Unique Organisms on Rocky Shores
They are adapted to survive strong wave action, temperature changes, and varying salinity.
Muddy Shores
Form in sheltered coastal areas where fine sediments settle due to slow-moving water.
Oxygen Levels in Muddy Shores
Thick, compact mud and lots of organic material reduce oxygen levels, making it hard for some life forms.
Sandy Shores
Made of loose sand and shaped by wind and waves through erosion and deposition.
Life on Sandy Shores
Organisms burrow for protection; animals like crabs, worms, and mollusks are common.
Estuary
An area where freshwater from rivers mixes with saltwater from the ocean, creating brackish water.
Nurseries of the Sea
Estuaries provide shelter and nutrients for young fish and marine life to grow safely.
Intertidal Zones
Coastal areas exposed to air at low tide and underwater at high tide, divided into various zones.

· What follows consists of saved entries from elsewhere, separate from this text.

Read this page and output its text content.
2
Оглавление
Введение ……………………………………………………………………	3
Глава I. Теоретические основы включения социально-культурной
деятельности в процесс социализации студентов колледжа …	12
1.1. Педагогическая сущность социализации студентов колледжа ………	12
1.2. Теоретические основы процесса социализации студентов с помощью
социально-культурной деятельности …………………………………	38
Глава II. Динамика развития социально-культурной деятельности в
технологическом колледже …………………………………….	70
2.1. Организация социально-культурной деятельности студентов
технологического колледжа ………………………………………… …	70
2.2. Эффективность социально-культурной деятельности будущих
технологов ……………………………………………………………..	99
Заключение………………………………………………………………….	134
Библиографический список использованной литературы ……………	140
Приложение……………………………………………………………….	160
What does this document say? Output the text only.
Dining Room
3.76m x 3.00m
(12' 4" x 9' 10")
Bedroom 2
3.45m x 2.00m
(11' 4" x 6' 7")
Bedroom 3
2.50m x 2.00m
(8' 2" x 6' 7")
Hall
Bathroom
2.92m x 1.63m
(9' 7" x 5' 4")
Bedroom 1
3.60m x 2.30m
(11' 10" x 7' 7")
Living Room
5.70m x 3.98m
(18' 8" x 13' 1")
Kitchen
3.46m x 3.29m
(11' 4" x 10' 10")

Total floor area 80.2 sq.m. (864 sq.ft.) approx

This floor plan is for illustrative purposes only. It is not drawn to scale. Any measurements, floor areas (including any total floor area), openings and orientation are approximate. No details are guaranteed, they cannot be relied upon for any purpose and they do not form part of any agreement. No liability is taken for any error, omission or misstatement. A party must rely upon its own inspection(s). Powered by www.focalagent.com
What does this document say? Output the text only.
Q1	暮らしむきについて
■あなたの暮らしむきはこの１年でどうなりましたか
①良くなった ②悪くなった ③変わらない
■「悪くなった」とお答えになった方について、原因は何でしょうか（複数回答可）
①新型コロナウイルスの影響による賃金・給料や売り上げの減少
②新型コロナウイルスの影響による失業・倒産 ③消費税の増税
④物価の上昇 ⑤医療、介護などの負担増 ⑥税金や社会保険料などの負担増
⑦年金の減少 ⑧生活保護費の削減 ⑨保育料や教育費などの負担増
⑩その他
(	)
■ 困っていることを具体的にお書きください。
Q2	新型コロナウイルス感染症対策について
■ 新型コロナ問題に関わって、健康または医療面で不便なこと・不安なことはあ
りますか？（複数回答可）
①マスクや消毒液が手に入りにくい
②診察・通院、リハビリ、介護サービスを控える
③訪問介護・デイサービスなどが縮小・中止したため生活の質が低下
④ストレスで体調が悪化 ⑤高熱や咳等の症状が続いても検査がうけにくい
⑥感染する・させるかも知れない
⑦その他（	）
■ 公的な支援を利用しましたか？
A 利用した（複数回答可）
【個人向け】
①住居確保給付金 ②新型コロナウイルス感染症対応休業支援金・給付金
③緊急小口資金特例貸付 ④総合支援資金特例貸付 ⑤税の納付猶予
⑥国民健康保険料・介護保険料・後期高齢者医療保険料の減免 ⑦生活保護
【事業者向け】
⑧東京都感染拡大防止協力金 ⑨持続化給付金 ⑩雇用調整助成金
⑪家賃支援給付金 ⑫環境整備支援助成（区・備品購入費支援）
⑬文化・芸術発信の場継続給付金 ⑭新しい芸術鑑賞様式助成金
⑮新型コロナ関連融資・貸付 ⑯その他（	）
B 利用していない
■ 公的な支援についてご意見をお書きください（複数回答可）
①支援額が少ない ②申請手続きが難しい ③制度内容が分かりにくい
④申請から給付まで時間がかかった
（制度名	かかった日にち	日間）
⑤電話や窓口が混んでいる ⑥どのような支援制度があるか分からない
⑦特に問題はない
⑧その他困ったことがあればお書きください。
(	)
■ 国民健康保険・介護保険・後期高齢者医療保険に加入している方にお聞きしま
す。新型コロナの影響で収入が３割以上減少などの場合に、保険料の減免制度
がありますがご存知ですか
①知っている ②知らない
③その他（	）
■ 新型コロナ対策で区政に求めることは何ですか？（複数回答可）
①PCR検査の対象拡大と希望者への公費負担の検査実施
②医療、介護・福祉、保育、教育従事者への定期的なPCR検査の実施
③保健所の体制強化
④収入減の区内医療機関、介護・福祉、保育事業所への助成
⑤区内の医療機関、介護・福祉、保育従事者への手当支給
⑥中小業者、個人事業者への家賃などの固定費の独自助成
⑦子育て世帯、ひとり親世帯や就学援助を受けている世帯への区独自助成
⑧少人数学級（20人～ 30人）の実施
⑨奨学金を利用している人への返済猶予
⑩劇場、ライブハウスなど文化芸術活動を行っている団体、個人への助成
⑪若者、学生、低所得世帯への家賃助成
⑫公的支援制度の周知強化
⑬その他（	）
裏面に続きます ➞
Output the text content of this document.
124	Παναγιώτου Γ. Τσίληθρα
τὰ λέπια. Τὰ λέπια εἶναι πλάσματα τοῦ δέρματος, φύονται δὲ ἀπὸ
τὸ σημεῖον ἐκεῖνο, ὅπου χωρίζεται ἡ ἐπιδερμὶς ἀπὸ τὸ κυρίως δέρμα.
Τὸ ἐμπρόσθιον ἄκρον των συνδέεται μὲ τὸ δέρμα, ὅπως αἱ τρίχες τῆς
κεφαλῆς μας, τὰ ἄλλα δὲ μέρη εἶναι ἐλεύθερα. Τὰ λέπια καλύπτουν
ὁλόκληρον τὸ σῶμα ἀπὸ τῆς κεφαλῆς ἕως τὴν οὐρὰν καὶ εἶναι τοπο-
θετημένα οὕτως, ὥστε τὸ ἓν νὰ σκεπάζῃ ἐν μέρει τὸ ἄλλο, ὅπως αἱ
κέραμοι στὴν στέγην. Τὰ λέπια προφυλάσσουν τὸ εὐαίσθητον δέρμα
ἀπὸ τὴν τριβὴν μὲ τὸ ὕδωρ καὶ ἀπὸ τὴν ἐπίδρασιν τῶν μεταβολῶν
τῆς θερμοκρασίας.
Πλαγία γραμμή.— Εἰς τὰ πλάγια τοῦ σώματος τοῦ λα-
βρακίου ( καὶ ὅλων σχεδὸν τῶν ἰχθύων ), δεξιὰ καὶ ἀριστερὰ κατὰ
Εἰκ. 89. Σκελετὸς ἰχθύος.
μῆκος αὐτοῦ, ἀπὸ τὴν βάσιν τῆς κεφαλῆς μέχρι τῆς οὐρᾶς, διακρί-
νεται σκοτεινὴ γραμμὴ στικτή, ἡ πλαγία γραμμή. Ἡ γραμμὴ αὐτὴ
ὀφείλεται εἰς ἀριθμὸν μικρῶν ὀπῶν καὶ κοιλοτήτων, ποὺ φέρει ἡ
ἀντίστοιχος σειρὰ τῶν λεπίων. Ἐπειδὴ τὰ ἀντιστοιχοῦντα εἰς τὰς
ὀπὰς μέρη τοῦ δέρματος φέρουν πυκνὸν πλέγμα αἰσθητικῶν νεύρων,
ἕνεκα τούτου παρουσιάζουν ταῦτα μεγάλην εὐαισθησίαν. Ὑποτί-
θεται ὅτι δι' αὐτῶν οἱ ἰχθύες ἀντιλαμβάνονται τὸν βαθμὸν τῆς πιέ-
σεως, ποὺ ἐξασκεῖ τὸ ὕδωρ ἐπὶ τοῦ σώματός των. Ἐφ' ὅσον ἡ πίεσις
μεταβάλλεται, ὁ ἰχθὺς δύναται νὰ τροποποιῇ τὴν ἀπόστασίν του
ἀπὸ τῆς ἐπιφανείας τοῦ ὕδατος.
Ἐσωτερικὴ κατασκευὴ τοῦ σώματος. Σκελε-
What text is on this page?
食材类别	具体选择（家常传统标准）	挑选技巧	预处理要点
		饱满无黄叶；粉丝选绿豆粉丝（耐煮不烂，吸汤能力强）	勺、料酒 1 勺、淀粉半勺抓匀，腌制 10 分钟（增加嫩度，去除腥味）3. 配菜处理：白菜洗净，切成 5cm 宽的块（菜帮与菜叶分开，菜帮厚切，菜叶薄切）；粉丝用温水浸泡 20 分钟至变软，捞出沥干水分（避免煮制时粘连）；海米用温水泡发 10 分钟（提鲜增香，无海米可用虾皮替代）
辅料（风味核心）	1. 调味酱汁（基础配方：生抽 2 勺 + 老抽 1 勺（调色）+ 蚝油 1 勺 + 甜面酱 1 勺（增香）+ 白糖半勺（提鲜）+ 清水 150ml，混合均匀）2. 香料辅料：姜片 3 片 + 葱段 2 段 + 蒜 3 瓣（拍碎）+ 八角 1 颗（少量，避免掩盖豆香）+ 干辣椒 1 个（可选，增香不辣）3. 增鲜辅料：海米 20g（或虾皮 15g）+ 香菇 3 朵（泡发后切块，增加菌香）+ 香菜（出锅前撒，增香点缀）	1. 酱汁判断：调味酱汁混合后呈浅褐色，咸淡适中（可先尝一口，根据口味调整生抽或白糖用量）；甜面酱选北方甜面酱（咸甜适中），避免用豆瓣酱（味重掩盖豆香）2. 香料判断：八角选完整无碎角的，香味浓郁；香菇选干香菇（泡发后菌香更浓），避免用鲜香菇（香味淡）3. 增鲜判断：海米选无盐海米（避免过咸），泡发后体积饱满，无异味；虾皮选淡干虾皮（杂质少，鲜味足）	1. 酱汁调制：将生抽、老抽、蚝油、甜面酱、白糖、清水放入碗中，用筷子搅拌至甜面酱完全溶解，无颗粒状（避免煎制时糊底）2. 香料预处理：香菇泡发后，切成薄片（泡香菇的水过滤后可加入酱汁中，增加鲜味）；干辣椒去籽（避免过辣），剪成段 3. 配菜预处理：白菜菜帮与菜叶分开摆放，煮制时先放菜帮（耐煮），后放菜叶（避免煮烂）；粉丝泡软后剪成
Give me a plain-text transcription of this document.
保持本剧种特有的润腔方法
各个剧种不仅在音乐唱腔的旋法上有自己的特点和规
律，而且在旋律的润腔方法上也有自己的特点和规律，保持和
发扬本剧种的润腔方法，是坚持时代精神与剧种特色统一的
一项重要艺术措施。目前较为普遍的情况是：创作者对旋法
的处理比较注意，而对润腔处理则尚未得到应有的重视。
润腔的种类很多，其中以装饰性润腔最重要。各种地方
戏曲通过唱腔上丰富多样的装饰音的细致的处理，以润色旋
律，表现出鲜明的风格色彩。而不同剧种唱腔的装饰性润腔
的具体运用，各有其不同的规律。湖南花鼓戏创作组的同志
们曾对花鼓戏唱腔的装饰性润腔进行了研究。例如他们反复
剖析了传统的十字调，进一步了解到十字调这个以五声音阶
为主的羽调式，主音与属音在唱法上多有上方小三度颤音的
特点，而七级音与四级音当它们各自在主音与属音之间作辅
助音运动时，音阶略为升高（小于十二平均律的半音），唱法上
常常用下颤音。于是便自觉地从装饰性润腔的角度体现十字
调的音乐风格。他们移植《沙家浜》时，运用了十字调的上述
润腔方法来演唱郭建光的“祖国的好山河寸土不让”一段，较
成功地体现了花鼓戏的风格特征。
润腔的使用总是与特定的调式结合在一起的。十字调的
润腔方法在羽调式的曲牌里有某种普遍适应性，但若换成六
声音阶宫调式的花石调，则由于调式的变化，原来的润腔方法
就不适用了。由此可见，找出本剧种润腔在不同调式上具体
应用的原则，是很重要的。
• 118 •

Challenges in Intertidal Zones
Organisms face exposure to air, changing salinity, waves, and predators.
Mechanical Weathering
The physical breakdown of rocks without altering their chemical composition.
Chemical Weathering
The process where rock composition is altered through chemical reactions.
Examples of Chemical Weathering
Oxidation, carbonation, and hydrolysis.
Examples of Physical Weathering
Frost wedging, thermal expansion, root growth, and abrasion.
Erosion
Natural forces like water, wind, ice, and gravity move rock and soil from one place to another.
Weathering vs Erosion
Weathering breaks down rocks; erosion moves the broken particles.
Sedimentation
The process of particles settling at the bottom of a liquid.
Deposition vs Erosion
Deposition places materials in new locations; erosion is the process of moving them.
How does water speed influence the size of sediments that are deposited
Fast-moving water can carry larger sediments like gravel and pebbles, while slow-moving water deposits smaller particles like silt and clay.
What is biological weathering?.
Weathering caused by living organisms, such as roots growing into rocks or animals digging and breaking apart soil and rock.
How does water cause erosion?
Water erodes land by carrying away soil and rock through rainfall, rivers, waves, and floods.
What landforms are shaped by water erosion?
Valleys, canyons, riverbanks, and coastlines.
What is glacial erosion?
Erosion caused by glaciers dragging rocks across land, scraping and shaping the earth.
What features are formed by glacial erosion?
U-shaped valleys, fjords, and moraines.